TEL AVIV, Israel, Jan. 19, 2016 (GLOBE NEWSWIRE) -- Elbit Imaging Ltd. (NASDAQ:EMITF) (the “Company”) announced today that it received a written notification from the Listing Qualifications Department of The NASDAQ Stock Market LLC advising the Company that it is no longer in compliance with the NASDAQ Listing Rules because the closing bid price for the Company's ordinary shares was below the minimum $1.00 per share for a period of 30 consecutive business days. NASDAQ Listing Rule 5450(a)(1) requires the Company to maintain a minimum bid price of $1 per share. The notification letter states that in accordance with the NASDAQ Listing Rules the Company will be afforded 180 calendar days to regain compliance. In order to regain compliance, the closing bid price for the Company's ordinary shares must be a least $1.00 per share for a minimum of ten consecutive business days.

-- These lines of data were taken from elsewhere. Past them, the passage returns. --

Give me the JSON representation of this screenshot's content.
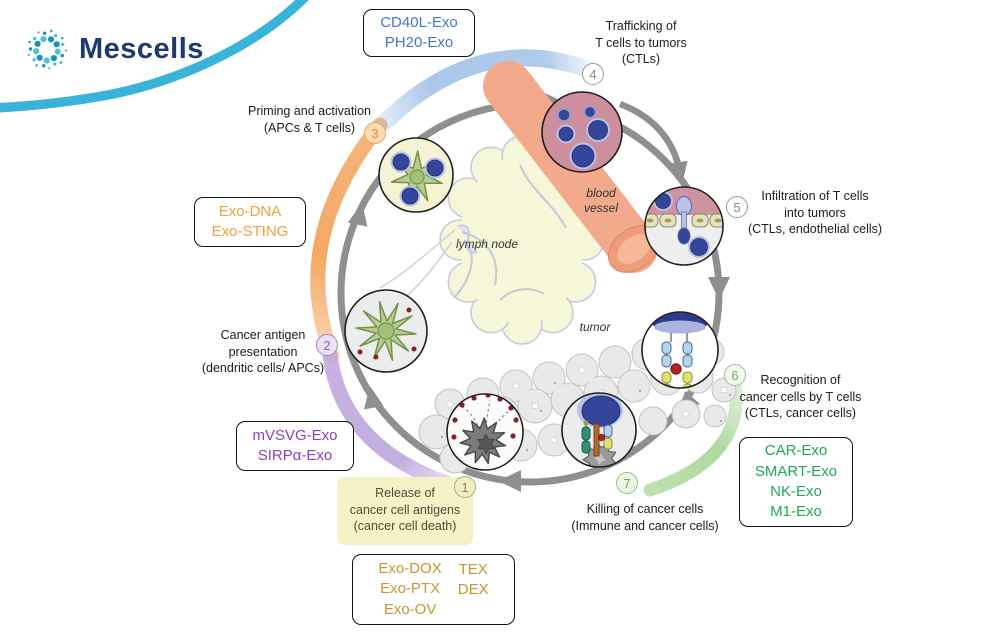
{
  "brand": {
    "name": "Mescells",
    "logo_navy": "#1d3a6e",
    "logo_teal_dark": "#1793b8",
    "logo_teal_light": "#4fc1d8",
    "swoosh_color": "#39b4d8"
  },
  "steps": {
    "s1": {
      "num": "1",
      "label": "Release of\ncancer cell antigens\n(cancer cell death)",
      "accent": "#b5b08a"
    },
    "s2": {
      "num": "2",
      "label": "Cancer antigen\npresentation\n(dendritic cells/ APCs)",
      "accent": "#9a6cc4"
    },
    "s3": {
      "num": "3",
      "label": "Priming and activation\n(APCs & T cells)",
      "accent": "#eda159"
    },
    "s4": {
      "num": "4",
      "label": "Trafficking of\nT cells to tumors\n(CTLs)",
      "accent": "#9a9a9a"
    },
    "s5": {
      "num": "5",
      "label": "Infiltration of T cells\ninto tumors\n(CTLs, endothelial cells)",
      "accent": "#9a9a9a"
    },
    "s6": {
      "num": "6",
      "label": "Recognition of\ncancer cells by T cells\n(CTLs, cancer cells)",
      "accent": "#6fae6f"
    },
    "s7": {
      "num": "7",
      "label": "Killing of cancer cells\n(Immune and cancer cells)",
      "accent": "#6fae6f"
    }
  },
  "exosome_boxes": {
    "cd40l": {
      "text": "CD40L-Exo\nPH20-Exo",
      "color": "#4577c9"
    },
    "dna": {
      "text": "Exo-DNA\nExo-STING",
      "color": "#f0a13a"
    },
    "mvsvg": {
      "text": "mVSVG-Exo\nSIRPα-Exo",
      "color": "#8f3fbf"
    },
    "car": {
      "text": "CAR-Exo\nSMART-Exo\nNK-Exo\nM1-Exo",
      "color": "#1fa858"
    },
    "chemo": {
      "col_left": "Exo-DOX\nExo-PTX\nExo-OV",
      "col_right": "TEX\nDEX",
      "color": "#c9952e"
    }
  },
  "anatomy": {
    "lymph_node": "lymph node",
    "blood_vessel": "blood\nvessel",
    "tumor": "tumor"
  },
  "cycle_colors": {
    "arc_blue": "#a6c4e8",
    "arc_orange": "#f3a45c",
    "arc_purple": "#bda4dc",
    "arc_green": "#abd698",
    "ring_gray": "#8f8f8f",
    "highlight_yellow": "#f6f2c8"
  }
}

The compliance period expires on July 12, 2016.
The Company intends to monitor the bid price for its ordinary shares between the date hereof and July 12, 2016 and will consider all available options to resolve the deficiency and regain compliance with the minimum bid price requirement. If necessary, the Company may effect a reverse stock split to regain compliance. In the event that the bid price non-compliance is not cured by the end of the applicable compliance period, the Company's ordinary shares may be subject to delisting.
About Elbit Imaging Ltd.
Elbit Imaging Ltd. operates in the following principal fields of business: (i) Commercial centers - initiation, construction, and sale of commercial centers and other mixed-use property projects, predominantly in the retail sector, located in Central and Eastern Europe. In certain circumstances and depending on market conditions, the Group operates and manages commercial centers prior to their sale. (ii) Hotels - hotels operation and management. (iii) Medical industries and devices - (a) research and development, production and marketing of magnetic resonance imaging guided focused ultrasound treatment equipment, and (b) development of stem cell population expansion technologies and stem cell therapy products for transplantation and regenerative medicine. (iv) Residential projects - initiation, construction and sale of residential units or plots designated for residential located primarily in India.
Safe Harbor Statement under the Private Securities Litigation Reform Act of 1995
Any forward-looking statements in our releases include statements regarding the intent, belief or current expectations of Elbit Imaging Ltd. and our management about our business, financial condition, results of operations, and its relationship with its employees and the condition of our properties. Words such as “believe,” "would," “expect,” “intend,” “estimate” and similar expressions are intended to identify forward-looking statements but are not the exclusive means of identifying such statements. Actual results may differ materially from those projected, expressed or implied in the forward-looking statements as a result of various factors including, without limitation, the factors set forth in our filings with the Securities and Exchange Commission including, without limitation, Item 3.D of our annual report on Form 20-F for the fiscal year ended December 31, 2014, under the caption “Risk Factors.” Any forward-looking statements contained in our releases speak only as of the date of such release, and we caution existing and prospective investors not to place undue reliance on such statements. Such forward-looking statements do not purport to be predictions of future events or circumstances, and therefore, there can be no assurance that any forward-looking statement contained in our releases will prove to be accurate. We undertake no obligation to update or revise any forward-looking statements.